Extension: Vesna likes when she can give a player the same number of each type of bill. For which total amounts of money is this possible? Explain.

Solution

  1. To give a player \(\$2163\) using the fewest total number of bills, we first use as many \(\$100\) bills as we can. Since the number \(2163\) has \(21\) hundreds, then we can use at most \(21\) of the \(\$100\) bills. This gives \(21 \times \$100 = \$2100\), so we are left with \(\$2163 - \$2100=\$63\). Next we use as many \(\$10\) bills as we can. Since the number \(63\) has \(6\) tens, then we can use at most \(6\) of the \(\$10\) bills. This gives \(6 \times \$10=\$60\). We are then left with \(\$3\), so we need \(3\) of the \(\$1\) bills. Thus in total, we use: \[21 \times \$100\text{ bills}; \quad 6 \times \$10\text{ bills}; \quad 3 \times \$1\text{ bills}\] This is a total of \(21+6+3=30\) bills.

    To give a player \(\$2163\) using the greatest total number of bills, we want to use as many \(\$1\) bills as possible. If we use all \(\$1\) bills, then we will use \(2163\) bills in total.

  2. Using the strategy from (a) to use the fewest total number of bills, we can give \(\$254\) as follows: \[2 \times \$100\text{ bills}; \quad 5 \times \$10\text{ bills}; \quad 4 \times \$1\text{ bills}\] This uses a total of \(2+5+4=11\) bills. Let’s try replacing one \(\$100\) bill with ten \(\$10\) bills. This gives: \[1 \times \$100\text{ bill}; \quad 15 \times \$10\text{ bills}; \quad 4 \times \$1\text{ bills}\] This uses a total of \(1+15+4=20\) bills, so it is possible to give a player \(\$254\) using exactly \(20\) bills in total.

    Notice that every time we replace a bill with ten smaller bills, the total number of bills increases by \(9\). This is true if we replace one \(\$100\) bill with ten \(\$10\) bills or if we replace one \(\$10\) bill with ten \(\$1\) bills. So the total number of bills is a sequence that starts at \(11\) and increases by \(9\) each time, until it reaches \(254\) (which is the greatest total number of bills that can be used for \(\$254\)). Writing out more terms in the sequence gives \(11\), \(20\), \(29\), \(38\), \(\ldots\). Since \(30\) is not in this sequence, we can not give a player \(\$254\) using exactly \(30\) bills in total.

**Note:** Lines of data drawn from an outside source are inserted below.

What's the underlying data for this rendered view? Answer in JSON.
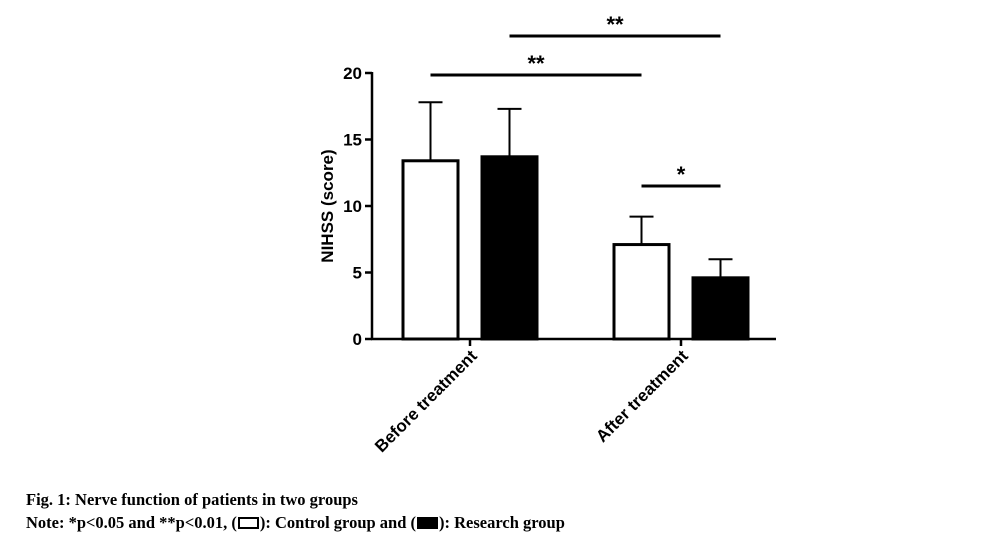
{
  "chart_data": {
    "type": "bar",
    "title": "",
    "xlabel": "",
    "ylabel": "NIHSS (score)",
    "ylim": [
      0,
      20
    ],
    "yticks": [
      0,
      5,
      10,
      15,
      20
    ],
    "categories": [
      "Before treatment",
      "After treatment"
    ],
    "series": [
      {
        "name": "Control group",
        "fill": "#ffffff",
        "values": [
          13.4,
          7.1
        ],
        "errors": [
          4.4,
          2.1
        ]
      },
      {
        "name": "Research group",
        "fill": "#000000",
        "values": [
          13.7,
          4.6
        ],
        "errors": [
          3.6,
          1.4
        ]
      }
    ],
    "significance": [
      {
        "label": "**",
        "from": "Before treatment / Control group",
        "to": "After treatment / Control group"
      },
      {
        "label": "**",
        "from": "Before treatment / Research group",
        "to": "After treatment / Research group"
      },
      {
        "label": "*",
        "from": "After treatment / Control group",
        "to": "After treatment / Research group"
      }
    ]
  },
  "caption": {
    "title": "Fig. 1: Nerve function of patients in two groups",
    "note_prefix": "Note: *p<0.05 and **p<0.01, (",
    "note_control": "): Control group and (",
    "note_research": "): Research group"
  },
  "colors": {
    "axis": "#000000",
    "open_bar": "#ffffff",
    "filled_bar": "#000000"
  }
}
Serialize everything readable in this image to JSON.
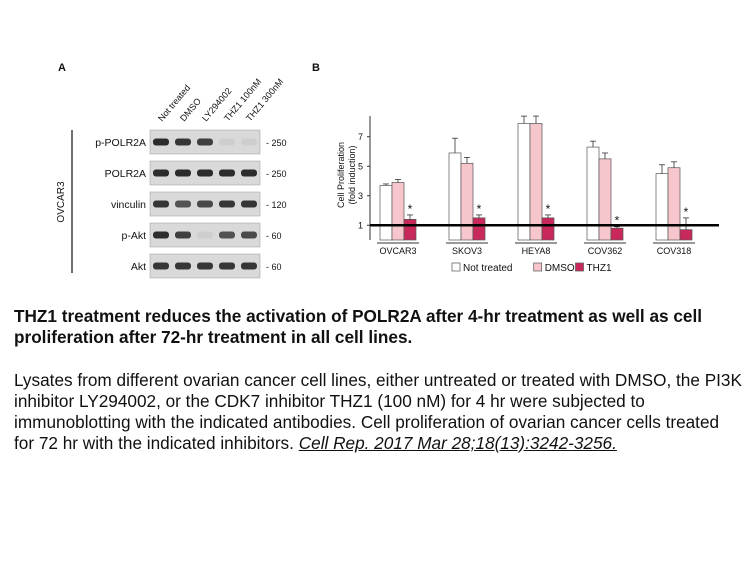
{
  "figure": {
    "panel_a_label": "A",
    "panel_b_label": "B",
    "blot": {
      "cell_line": "OVCAR3",
      "lanes": [
        "Not treated",
        "DMSO",
        "LY294002",
        "THZ1 100nM",
        "THZ1 300nM"
      ],
      "rows": [
        {
          "antibody": "p-POLR2A",
          "mw": "250",
          "intensity": [
            0.9,
            0.85,
            0.8,
            0.05,
            0.05
          ]
        },
        {
          "antibody": "POLR2A",
          "mw": "250",
          "intensity": [
            0.9,
            0.9,
            0.9,
            0.9,
            0.9
          ]
        },
        {
          "antibody": "vinculin",
          "mw": "120",
          "intensity": [
            0.85,
            0.7,
            0.75,
            0.85,
            0.85
          ]
        },
        {
          "antibody": "p-Akt",
          "mw": "60",
          "intensity": [
            0.9,
            0.8,
            0.05,
            0.7,
            0.75
          ]
        },
        {
          "antibody": "Akt",
          "mw": "60",
          "intensity": [
            0.85,
            0.85,
            0.85,
            0.85,
            0.85
          ]
        }
      ]
    }
  },
  "chart_data": {
    "type": "bar",
    "ylabel": "Cell Proliferation (fold induction)",
    "ylim": [
      0,
      8
    ],
    "yticks": [
      1,
      3,
      5,
      7
    ],
    "categories": [
      "OVCAR3",
      "SKOV3",
      "HEYA8",
      "COV362",
      "COV318"
    ],
    "series": [
      {
        "name": "Not treated",
        "color": "#ffffff",
        "values": [
          3.7,
          5.9,
          7.9,
          6.3,
          4.5
        ],
        "errors": [
          0.1,
          1.0,
          0.5,
          0.4,
          0.6
        ]
      },
      {
        "name": "DMSO",
        "color": "#f6c6cc",
        "values": [
          3.9,
          5.2,
          7.9,
          5.5,
          4.9
        ],
        "errors": [
          0.2,
          0.4,
          0.5,
          0.4,
          0.4
        ]
      },
      {
        "name": "THZ1",
        "color": "#c8285a",
        "values": [
          1.4,
          1.5,
          1.5,
          0.8,
          0.7
        ],
        "errors": [
          0.3,
          0.2,
          0.2,
          0.1,
          0.8
        ]
      }
    ],
    "significance_marker": "*",
    "reference_line": 1
  },
  "caption": {
    "title": "THZ1 treatment reduces the activation of POLR2A after 4-hr treatment as well as cell proliferation after 72-hr treatment in all cell lines.",
    "body": "Lysates from different ovarian cancer cell lines, either untreated or treated with DMSO, the PI3K inhibitor LY294002, or the CDK7 inhibitor THZ1 (100 nM) for 4 hr were subjected to immunoblotting with the indicated antibodies. Cell proliferation of ovarian cancer cells treated for 72 hr with the indicated inhibitors.",
    "citation": "Cell Rep. 2017 Mar 28;18(13):3242-3256."
  }
}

Solution to Extension: If a player gets \(1\) of each bill, then the total amount is \(1 \times \$100 + 1 \times \$10 + 1\times \$1=\$111\). If a player gets \(2\) of each bill, then the total amount will be \(2 \times \$111 = \$222\), because they have twice as many of each bill, so the total amount will double. Similarly, if a player gets \(6\) of each bill, then the total amount will be \(6 \times \$111 = \$666\), and if a player gets \(15\) of each bill, then the total amount will be \(15 \times \$111 = \$1665\). Thus, the total amount will always be a multiple of \(111\).

We can also use variables to explain this. Suppose a player receives \(n\) bills of each type. Then the total amount is equal to \((n \times 100 + n \times 10 + n \times 1)\). This is the same as \(n \times (100+10+1)\), which equals \(n \times 111\). Therefore, the total amount must be a multiple of \(111\).